Literature provides the platform for this developmental ideal. As one of my friends, Professor Charles Nnolim, a National Merit Award Winner, said in his inaugural lecture at the University of Port Harcourt in 1988 and I quote him:
“That literature affirms through its progressive vision, the limitless possibilities of the human mind and thus inspires technological and scientific development by inculcating visionary and positive values in the populace and that through the process of social criticism, literature influences the direction of national development and is a weapon for the total education of society because, our culture as a people is promoted, propagated, and preserved in our national literatures whether vernacular, written or oral”. Reasoning along the same line I had proffered as follows:
“It is therefore apposite to connect literature with development, for the reason that all known factors of existence are interlinked with it. From this contextual social prism, development as a process of conflict resolution, as a process of providing panacea for our existential problems is the end of literature”(See my book, Literature, Culture and Development: The African Experience, 2007), p.11.
It is thus fortunate that literature has broadened its compass by admitting, as it were, other disciplines within its fold. Literature is the distillation of the human condition as it reflects itself through the various departments and disciplines of human existence. It is the transposition of reality in an imaginative form. It is not reality but it is rooted in reality.

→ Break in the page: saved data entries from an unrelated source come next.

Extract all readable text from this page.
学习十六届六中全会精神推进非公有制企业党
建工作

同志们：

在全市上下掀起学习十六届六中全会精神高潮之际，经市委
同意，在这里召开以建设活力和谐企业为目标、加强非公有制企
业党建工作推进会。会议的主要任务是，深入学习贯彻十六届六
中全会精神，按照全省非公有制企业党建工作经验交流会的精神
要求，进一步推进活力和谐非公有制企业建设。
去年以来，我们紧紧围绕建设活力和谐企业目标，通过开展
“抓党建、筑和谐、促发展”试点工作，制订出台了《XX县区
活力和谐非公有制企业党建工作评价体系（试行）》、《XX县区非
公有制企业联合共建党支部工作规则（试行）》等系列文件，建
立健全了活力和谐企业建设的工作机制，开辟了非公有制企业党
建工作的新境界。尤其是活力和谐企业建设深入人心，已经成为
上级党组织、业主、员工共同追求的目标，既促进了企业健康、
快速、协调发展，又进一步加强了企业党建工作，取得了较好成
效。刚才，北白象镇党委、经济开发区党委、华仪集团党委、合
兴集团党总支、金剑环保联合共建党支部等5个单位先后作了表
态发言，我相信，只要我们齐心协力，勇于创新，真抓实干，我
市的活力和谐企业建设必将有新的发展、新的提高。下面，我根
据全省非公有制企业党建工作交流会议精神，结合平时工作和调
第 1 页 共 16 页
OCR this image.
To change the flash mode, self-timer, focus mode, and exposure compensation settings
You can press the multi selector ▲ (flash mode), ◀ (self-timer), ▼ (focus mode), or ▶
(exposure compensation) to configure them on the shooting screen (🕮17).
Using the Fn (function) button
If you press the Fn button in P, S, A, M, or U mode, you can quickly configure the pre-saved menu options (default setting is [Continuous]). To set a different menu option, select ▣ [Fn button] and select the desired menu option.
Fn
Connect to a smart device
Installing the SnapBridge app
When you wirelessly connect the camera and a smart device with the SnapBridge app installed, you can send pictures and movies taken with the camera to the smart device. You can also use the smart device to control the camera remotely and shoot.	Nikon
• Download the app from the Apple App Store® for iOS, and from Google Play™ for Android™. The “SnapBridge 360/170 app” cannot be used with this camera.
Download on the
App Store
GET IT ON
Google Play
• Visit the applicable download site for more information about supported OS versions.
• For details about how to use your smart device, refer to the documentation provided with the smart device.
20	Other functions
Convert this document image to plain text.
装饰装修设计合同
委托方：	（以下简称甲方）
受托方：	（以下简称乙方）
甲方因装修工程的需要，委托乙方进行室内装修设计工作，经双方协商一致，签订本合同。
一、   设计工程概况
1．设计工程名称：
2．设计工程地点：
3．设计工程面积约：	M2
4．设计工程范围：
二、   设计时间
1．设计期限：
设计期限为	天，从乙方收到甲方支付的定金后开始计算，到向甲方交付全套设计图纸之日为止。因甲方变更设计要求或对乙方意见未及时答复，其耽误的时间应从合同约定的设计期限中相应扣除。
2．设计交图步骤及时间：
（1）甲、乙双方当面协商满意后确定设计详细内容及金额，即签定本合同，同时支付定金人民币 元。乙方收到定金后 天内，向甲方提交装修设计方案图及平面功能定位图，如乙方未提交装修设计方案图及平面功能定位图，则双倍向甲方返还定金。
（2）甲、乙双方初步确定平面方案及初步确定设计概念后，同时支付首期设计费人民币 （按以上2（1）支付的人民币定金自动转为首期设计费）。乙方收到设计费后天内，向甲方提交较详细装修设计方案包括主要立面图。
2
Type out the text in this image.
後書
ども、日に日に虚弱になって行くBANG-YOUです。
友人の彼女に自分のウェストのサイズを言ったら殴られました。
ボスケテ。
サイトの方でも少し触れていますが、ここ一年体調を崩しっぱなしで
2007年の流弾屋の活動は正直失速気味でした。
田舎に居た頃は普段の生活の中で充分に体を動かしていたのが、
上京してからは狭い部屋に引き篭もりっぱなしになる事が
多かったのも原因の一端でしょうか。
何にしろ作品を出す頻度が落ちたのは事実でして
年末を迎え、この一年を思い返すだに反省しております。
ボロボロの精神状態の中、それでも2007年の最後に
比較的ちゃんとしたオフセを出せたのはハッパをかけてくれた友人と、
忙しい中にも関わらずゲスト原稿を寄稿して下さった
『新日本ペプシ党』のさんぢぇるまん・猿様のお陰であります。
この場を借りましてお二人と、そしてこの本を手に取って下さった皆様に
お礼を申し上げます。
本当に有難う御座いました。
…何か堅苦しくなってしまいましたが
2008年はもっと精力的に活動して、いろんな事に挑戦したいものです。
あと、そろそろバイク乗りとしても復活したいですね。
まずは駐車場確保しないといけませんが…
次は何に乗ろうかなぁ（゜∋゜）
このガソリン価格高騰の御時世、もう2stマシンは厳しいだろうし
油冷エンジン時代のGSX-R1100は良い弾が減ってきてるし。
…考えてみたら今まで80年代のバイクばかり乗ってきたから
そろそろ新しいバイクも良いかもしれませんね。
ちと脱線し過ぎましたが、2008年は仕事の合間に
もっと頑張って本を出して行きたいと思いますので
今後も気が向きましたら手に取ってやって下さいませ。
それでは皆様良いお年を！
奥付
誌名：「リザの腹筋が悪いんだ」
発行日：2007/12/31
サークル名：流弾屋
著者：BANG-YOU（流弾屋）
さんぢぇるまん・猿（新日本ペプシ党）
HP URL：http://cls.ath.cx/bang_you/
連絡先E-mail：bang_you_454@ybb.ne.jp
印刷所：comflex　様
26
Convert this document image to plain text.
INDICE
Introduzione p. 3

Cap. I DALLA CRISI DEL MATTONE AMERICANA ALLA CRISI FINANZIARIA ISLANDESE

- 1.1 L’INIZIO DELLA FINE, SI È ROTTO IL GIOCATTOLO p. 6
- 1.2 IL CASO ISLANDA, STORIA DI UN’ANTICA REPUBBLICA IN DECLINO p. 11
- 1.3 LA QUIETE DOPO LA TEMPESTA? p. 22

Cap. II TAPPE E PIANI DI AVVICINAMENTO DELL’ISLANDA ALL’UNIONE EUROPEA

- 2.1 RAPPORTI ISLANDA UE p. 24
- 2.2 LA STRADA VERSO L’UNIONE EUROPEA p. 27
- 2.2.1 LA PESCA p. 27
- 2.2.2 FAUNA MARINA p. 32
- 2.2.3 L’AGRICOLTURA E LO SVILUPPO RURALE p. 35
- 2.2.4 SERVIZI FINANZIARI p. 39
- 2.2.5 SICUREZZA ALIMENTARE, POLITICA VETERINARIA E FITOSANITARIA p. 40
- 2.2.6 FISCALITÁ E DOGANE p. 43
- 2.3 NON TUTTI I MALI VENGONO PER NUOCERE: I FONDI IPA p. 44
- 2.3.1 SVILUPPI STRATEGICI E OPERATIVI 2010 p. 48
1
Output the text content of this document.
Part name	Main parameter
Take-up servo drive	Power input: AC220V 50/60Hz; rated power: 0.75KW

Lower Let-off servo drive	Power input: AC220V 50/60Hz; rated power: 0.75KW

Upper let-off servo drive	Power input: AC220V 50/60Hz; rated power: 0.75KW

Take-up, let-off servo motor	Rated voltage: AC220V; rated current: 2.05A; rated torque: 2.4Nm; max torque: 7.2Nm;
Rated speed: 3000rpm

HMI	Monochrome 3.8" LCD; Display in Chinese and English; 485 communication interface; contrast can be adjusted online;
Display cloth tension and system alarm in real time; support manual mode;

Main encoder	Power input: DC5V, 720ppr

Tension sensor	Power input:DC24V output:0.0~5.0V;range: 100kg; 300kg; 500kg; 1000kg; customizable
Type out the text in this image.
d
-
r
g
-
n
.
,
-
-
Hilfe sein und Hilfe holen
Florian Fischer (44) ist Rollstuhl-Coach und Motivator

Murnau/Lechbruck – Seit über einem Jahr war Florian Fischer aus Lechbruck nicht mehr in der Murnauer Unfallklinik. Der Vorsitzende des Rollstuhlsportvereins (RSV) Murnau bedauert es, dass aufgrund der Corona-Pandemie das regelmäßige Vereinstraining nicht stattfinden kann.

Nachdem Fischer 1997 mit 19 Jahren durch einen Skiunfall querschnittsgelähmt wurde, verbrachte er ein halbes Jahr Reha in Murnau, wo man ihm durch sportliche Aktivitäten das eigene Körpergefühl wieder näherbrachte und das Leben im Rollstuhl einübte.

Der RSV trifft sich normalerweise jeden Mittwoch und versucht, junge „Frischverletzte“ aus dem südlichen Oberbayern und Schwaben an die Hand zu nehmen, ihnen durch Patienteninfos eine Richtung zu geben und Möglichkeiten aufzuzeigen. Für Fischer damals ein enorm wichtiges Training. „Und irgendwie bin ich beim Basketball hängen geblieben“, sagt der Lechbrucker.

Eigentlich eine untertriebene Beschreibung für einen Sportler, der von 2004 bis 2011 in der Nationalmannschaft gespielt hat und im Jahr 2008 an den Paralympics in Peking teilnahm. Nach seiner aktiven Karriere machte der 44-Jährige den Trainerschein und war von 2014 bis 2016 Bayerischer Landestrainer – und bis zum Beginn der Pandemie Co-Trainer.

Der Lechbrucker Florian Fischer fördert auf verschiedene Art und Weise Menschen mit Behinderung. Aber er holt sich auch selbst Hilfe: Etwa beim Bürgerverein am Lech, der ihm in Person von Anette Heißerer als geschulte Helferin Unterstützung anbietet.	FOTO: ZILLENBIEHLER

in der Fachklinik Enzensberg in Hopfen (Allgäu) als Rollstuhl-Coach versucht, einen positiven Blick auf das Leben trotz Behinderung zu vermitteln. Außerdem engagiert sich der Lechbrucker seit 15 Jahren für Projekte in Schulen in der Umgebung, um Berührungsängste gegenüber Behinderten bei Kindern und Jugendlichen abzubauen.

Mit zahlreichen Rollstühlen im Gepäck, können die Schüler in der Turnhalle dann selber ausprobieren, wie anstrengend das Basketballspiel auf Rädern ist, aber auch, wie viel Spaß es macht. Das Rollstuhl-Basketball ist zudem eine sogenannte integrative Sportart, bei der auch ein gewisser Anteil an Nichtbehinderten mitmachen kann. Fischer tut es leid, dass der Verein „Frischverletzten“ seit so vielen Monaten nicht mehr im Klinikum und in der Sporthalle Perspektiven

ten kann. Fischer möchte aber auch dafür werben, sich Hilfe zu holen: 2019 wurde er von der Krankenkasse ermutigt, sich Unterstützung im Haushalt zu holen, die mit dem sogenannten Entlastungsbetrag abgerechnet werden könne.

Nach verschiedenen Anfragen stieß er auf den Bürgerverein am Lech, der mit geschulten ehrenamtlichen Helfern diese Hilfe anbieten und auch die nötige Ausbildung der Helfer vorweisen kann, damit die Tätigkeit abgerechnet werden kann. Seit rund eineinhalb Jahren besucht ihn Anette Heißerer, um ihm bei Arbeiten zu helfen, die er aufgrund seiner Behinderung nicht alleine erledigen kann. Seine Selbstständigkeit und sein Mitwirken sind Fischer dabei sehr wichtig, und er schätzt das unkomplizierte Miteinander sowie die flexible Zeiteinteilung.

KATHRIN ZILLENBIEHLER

We should therefore not be surprised that the book being presented to us today is by an architect.
The subject of the novel is not architecture; it is fiction in its fullest dimension, embedded in the art of story telling, that is, one of the oldest pre-occupations of mankind.
Life, indeed, would be a bore if we do not tell stories, if we do not re-create our experiences, transposed or imagined, in order to have a recreation, or an understanding in an act of enjoyment or relaxation.
Yet the architect and the storyteller can meet because they have certain things in common: they are lovers of the beautiful; they are servants of the art of the functional and the pleasurable and they must subject themselves to its immutable demands incarnated in its pursuit of, especially, objectivity and verisimilitude.
Characters in the novel must be convincing; they must be like human beings, developed and well rounded. Not just types or stereotypes.
A house designed and built by an architect must look like a house, and convey pleasure by yielding to proper connections, interlinks and conventions, without necessarily limiting the freedom of the designer.
It must not be destroyed by the improper use of, let us say, colors or mosaics, texture and painting, else it would be a riot, a displeasure to the sight and eventually to the sense.
Aesthetics has to do with these senses, especially of taste and sight. Architecture is therefore, the art of building that combines stability with comfort, and economy of means with beauty.
Beauty has its own integrity and both the architect and the storyteller must and do strive to ensure this, if their work must give pleasure. Because they are in the world of creativity, they must have, above all, taste. They must adhere to order.